The Cambrian

CCHD approves soil work behind ambulance station

A mudslide buckles a wooden fence Monday morning behind the Cambria Community Healthcare District ambulance station on Main Street in the community’s East Village.
A mudslide buckles a wooden fence Monday morning behind the Cambria Community Healthcare District ambulance station on Main Street in the community’s East Village.

Cambria healthcare trustees approved expedited acceptance of a $5,900 bid from GeoSolutions on Wednesday to conduct a slope analysis and other soil work on a mudslide area behind the ambulance station that occurred during recent rains.

The Cambria Community Healthcare District board voted unanimously to accept the GeoSolutions bid without waiting for a second, competitive bid, citing the emergency nature of the situation under which ambulances have been moved away from the station.

A debris wall behind the station failed under pressure from a mudslide during heavy rains that hit Cambria on Jan. 8 and 9, trapping an ambulance between the hillside and the building.

“The ambulance was trapped for a period of time,” board President Bob Putney said. “There was debris and material up against the ambulance, so it could not move.”

Trustee Jerry Wood pointed out that the collapsed wooden wall wasn’t a full-fledged retaining wall but merely a debris wall, and wasn’t built to handle the kind of mudslide that occurred. District Administrator Bob Sayers told the board that a retaining wall would probably be needed to ensure the stability of the hill, adding that “the retaining wall will be covered by our insurance.”
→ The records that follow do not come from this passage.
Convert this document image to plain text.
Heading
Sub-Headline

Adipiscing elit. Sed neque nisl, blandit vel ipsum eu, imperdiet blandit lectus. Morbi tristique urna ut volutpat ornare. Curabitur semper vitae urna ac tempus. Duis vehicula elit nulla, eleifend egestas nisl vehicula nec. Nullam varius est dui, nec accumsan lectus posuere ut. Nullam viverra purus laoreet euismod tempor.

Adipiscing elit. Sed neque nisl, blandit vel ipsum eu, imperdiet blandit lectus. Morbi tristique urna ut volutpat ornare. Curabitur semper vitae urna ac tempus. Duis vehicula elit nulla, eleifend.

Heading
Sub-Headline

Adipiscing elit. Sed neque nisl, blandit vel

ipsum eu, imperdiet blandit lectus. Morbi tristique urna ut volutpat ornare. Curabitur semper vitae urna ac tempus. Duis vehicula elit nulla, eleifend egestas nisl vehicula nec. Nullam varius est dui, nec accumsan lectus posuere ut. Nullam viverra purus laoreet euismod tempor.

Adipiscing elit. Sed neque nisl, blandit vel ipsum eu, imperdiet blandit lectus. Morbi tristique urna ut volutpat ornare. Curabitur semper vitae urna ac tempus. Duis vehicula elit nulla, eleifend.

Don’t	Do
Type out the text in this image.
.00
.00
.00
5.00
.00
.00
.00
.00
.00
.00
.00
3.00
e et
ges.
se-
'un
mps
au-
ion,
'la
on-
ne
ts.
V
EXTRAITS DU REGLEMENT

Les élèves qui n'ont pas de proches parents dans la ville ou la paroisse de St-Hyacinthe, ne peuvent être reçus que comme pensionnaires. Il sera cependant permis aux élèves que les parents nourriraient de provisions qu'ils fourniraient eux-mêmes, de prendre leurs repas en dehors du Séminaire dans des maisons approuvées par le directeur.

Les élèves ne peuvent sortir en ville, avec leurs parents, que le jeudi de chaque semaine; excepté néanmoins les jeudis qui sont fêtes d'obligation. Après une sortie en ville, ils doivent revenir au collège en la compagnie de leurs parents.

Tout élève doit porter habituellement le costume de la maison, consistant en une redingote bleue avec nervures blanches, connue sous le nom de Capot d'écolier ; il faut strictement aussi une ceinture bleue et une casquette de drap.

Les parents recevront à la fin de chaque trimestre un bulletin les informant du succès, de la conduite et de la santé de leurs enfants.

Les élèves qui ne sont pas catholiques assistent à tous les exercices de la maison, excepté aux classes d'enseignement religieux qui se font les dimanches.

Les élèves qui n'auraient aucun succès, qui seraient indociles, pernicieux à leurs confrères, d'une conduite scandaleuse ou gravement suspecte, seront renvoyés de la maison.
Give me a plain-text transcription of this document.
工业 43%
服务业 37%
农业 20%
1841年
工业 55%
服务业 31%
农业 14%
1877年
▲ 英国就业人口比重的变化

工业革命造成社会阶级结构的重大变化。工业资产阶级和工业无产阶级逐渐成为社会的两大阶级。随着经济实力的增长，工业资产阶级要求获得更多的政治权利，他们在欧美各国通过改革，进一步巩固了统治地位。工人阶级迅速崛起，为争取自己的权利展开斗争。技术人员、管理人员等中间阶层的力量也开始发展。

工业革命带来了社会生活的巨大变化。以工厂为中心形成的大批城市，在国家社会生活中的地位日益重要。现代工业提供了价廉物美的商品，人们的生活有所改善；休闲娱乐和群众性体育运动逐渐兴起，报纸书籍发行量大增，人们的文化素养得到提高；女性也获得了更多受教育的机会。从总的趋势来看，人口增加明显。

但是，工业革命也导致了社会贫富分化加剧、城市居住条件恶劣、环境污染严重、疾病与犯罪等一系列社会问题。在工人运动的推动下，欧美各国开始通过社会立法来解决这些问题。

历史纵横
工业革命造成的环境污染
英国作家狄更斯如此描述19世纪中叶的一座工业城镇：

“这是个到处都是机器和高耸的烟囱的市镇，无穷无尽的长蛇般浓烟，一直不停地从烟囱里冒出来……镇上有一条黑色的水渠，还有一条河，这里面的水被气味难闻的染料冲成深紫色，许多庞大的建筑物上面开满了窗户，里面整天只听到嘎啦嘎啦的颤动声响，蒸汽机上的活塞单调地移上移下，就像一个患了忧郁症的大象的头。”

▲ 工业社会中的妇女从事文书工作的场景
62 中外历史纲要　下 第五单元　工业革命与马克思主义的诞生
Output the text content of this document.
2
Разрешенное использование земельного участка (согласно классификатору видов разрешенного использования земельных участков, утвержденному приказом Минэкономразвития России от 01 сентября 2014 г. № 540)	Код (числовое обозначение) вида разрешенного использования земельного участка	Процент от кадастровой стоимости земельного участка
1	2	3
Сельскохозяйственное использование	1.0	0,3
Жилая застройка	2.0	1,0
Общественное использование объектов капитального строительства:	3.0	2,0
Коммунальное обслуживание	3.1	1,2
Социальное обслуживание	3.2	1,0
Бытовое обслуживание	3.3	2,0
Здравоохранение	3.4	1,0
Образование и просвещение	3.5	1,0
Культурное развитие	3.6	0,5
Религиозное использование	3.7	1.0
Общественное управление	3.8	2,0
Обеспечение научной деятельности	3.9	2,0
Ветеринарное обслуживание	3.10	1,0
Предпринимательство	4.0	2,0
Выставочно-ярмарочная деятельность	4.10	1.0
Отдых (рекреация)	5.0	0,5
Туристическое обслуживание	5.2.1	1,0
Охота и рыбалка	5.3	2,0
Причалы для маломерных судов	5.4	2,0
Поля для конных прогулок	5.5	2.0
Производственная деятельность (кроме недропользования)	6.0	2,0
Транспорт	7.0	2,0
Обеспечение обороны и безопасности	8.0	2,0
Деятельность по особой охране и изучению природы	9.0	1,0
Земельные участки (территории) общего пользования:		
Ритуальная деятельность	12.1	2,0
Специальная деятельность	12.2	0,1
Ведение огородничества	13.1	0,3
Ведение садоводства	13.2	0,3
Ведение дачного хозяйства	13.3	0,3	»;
Sayers said GeoSolutions of San Luis Obispo would do slope analysis, field exploration with a backhoe and a soil profile, preparing soil samples to be tested and producing a report for the board. Part of the problem, Sayers said, involved six or seven dead trees on the hillside, one of which rolled down the hillside. He said the district had received permission from the property owner where the trees are located to remove them.

Sayers told the board that an insurance adjustor had visited the site Tuesday and believes the district will be covered for property damage. He also said he believes insurance will cover the cost of relocating district ambulances to a private home on Lancaster Street in the Park Hill neighborhood until the situation can be resolved.

Monterey County reimbursement

Also Wednesday, Sayers briefed the board on an agreement with Monterey County under which the district is providing ambulance service to some areas — without being reimbursed.

Under the agreement, Sayers said, American Medical Response is refusing to pay for some calls staffed by CCHD ambulances.

Some 911 calls, he said, go directly to CCHD and “bypass Monterey County and the dispatcher, AMR,” Sayers said. “We respond, and they refuse to pay because they didn’t approve the dispatch. That’s where we run into problems.”

Sayers said the district needs a new agreement “that basically pays us, no matter who approves the dispatch.”

We respond, and they refuse to pay because they didn’t approve the dispatch. That’s where we run into problems.

Bob Sayers, CCHD administrator, on difficulties obtaining reimbursement from Monterey County for ambulance services provided

Trustee Shirley Bianchi suggested — and the rest of the board approved — sending a letter to a Monterey County supervisor, stating that if the district isn’t paid, “we will cease to respond.”

With southern Monterey County inaccessible from the north due to mudslides that have closed Highway 1, Putney said, the district is in a good position to demand payment.

“Maybe now’s a good time to leverage them, since they can’t respond to their own county,” Putney said. “They can’t get over the debris to get to their own area.”

FEMA grant

In other business, the board approved a memorandum of understanding with the Cambria Community Services District to apply jointly for a grant from the Federal Emergency Management Agency (FEMA).

Sayers explained that applications for regional grants have a better chance of being approved than applications from individual agencies. If the grant is approved, he said, CCHD would manage it and each agency would be responsible for 5 percent of its own costs.

The grant would enable the district to purchase three heart monitors at a total cost of $103,000, with the district’s portion being $5,178 — all of which would be funded by Project Heartbeat, he said. It would also allow the district to purchase three power-lift gurneys for $36,000 (district cost $1,800) and internet hotspots for its ambulances for $6,500 (district cost $320).

The vote to approve the MOU with CCSD was 5-0.

Tenet Health

Trustee Barbara Bronson Gray told the board that Tenet Health is “now actively negotiating with the owner of what was once Heritage Oaks Bank” to create a health clinic in that building.

She said it would be a “combined medical practice and walk-in care” and would include extended hours and extended diagnostics.

Gray said Tenet is not asking the district for any financial help with the project. She added that Dignity Health remains interested in Cambria as a potential location as well.